Our success in modern warfare depends a great deal on the perceived legitimacy of our cause. That legitimacy is weakened by removing detainees from the normal judicial process. Such treatment is ill-advised. There is no profit — strategic or legal — in denying our military the ability to obtain the stamp of approval from an American court on its decision of whom to detain.
Once a court has heard a habeas petition and found that the detainee is rightly being held, there can be no doubt of our commitment to both justice and security. When Guantánamo Bay is being used by al-Qaida as a recruiting tool and even our allies find our detention methods objectionable, our process for determining whom to hold there must be beyond reproach.
There is no question that the Military Commissions Act has reduced the ability of our armed forces to effectively combat the terrorists who threaten our national security. This is why we have joined the Constitution Project’s Coalition to Defend Checks and Balances — a bipartisan group of policy experts, legal scholars and former government officials — in calling for the immediate restoration of habeas.
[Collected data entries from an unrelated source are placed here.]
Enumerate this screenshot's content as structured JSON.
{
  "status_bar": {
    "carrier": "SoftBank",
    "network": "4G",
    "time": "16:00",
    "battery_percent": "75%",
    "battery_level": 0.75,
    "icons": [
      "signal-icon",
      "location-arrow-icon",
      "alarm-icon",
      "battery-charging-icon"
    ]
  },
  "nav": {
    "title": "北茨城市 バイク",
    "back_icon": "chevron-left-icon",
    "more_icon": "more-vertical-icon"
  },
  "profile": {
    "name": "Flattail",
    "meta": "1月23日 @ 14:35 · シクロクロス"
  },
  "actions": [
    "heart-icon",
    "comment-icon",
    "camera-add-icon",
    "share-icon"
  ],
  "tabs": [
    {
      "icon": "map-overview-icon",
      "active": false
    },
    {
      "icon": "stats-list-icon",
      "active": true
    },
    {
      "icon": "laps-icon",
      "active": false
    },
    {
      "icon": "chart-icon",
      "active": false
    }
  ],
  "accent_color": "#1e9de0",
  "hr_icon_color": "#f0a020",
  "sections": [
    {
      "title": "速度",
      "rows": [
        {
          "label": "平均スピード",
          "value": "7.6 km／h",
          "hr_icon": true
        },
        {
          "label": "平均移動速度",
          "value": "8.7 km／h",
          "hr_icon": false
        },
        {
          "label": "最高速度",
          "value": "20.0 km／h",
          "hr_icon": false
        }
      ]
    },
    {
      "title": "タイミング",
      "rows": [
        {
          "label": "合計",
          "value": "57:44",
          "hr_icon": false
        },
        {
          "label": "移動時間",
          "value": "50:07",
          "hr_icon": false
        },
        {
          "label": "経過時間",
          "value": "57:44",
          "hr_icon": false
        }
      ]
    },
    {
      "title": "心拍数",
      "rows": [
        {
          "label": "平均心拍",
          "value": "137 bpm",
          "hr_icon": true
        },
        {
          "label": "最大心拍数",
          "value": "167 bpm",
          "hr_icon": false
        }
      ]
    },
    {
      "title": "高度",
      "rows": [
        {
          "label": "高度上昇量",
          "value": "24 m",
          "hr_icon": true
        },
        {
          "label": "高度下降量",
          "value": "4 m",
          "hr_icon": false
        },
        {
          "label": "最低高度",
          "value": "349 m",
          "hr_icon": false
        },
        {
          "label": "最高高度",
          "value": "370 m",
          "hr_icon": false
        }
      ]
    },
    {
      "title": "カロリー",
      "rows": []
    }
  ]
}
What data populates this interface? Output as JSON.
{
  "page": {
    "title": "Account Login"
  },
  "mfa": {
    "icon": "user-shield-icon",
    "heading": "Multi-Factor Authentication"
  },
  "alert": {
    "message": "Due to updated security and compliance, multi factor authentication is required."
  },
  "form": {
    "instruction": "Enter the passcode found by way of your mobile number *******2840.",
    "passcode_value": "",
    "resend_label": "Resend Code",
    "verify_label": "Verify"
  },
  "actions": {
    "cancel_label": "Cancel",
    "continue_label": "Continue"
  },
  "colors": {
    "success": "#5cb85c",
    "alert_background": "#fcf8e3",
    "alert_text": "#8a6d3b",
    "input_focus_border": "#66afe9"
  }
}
We have served under presidents of both parties in the past five administrations and believe that foreign policy is not the place for partisan politics.
Though many well-intentioned members of Congress supported the Military Commissions Act’s repeal of habeas corpus rights in 2006, they now have a chance to reconsider. We urge those U.S. senators to join the bipartisan movement to restore habeas corpus led by Sens. Arlen Specter, R-Pa., and Patrick Leahy, D-Vt., and to co-sponsor the Habeas Corpus Restoration Act.
Liberty and security do not stand mutually opposed. On the contrary, they are mutually dependent. We must demand that our government protect both.